Although this study found that interclass correlation coefficients (ICCs) for patient behaviors and intent-to-change those behaviors is small, they are not trivial. Researchers must take these ICCs into account when planning studies to ensure adequate statistical power.

Researchers in practice-based research networks (PBRNs) often conduct cluster randomized studies that rely on natural clustering at the patient level (i.e., when patients receive care through the same doctor or practice) or at the network level (i.e., when networks draw from the same geography or a similar member selection process).
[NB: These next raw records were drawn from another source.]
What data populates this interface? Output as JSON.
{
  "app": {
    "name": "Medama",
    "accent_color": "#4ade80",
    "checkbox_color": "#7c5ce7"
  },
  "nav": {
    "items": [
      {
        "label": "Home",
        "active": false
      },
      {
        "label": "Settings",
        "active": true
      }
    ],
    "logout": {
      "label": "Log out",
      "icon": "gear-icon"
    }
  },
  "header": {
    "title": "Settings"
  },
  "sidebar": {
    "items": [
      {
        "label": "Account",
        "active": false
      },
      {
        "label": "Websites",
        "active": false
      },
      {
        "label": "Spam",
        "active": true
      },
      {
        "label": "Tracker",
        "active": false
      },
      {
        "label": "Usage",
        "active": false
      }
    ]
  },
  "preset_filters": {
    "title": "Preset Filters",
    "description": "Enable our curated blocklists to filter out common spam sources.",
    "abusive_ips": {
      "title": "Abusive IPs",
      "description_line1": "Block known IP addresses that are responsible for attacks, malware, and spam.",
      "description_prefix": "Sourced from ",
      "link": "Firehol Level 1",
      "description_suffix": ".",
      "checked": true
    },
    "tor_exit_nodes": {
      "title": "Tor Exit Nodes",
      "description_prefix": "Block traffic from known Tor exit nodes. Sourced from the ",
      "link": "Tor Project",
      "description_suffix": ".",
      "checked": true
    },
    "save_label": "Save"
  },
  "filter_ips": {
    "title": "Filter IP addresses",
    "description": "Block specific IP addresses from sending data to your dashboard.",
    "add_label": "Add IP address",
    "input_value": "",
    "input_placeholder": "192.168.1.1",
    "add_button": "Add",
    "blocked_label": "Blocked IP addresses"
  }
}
This clustering must be considered during study design, and particularly when setting sample sizes, or it can lead to underestimating variability in outcome measures and overstating differences in treatment effects. ICCs are statistical measures of clustering effects. Here, researchers looked at data obtained from the Prescription for Health program, from 5,042 adult patients and 61 medical practices from eight PBRNs. They estimated ICCs—and confidence intervals—for variables at three different levels of clustering: patients within practices, patients within networks, and practices within networks.

Key Findings:

  • ICCs greater than 0.1, which indicate substantial clustering, were calculated for some characteristics of patients within practices, including some demographics and some health behaviors (smoking and unhealthy diet).
  • At the same patients-within-practices level, ICCs less than 0.1, which suggest diversity, were calculated for intent-to-change behaviors related to diet, exercise, and smoking.
  • When corresponding ICCs were calculated at the patients-within-network level, they were generally smaller, suggesting heterogeneity increased at that level.
  • At the practices-within-networks level, ICCs varied by characteristic.

The authors conclude even ICCs of less than .01 are not trivial and must be accounted for to avoid reducing the study’s statistical power.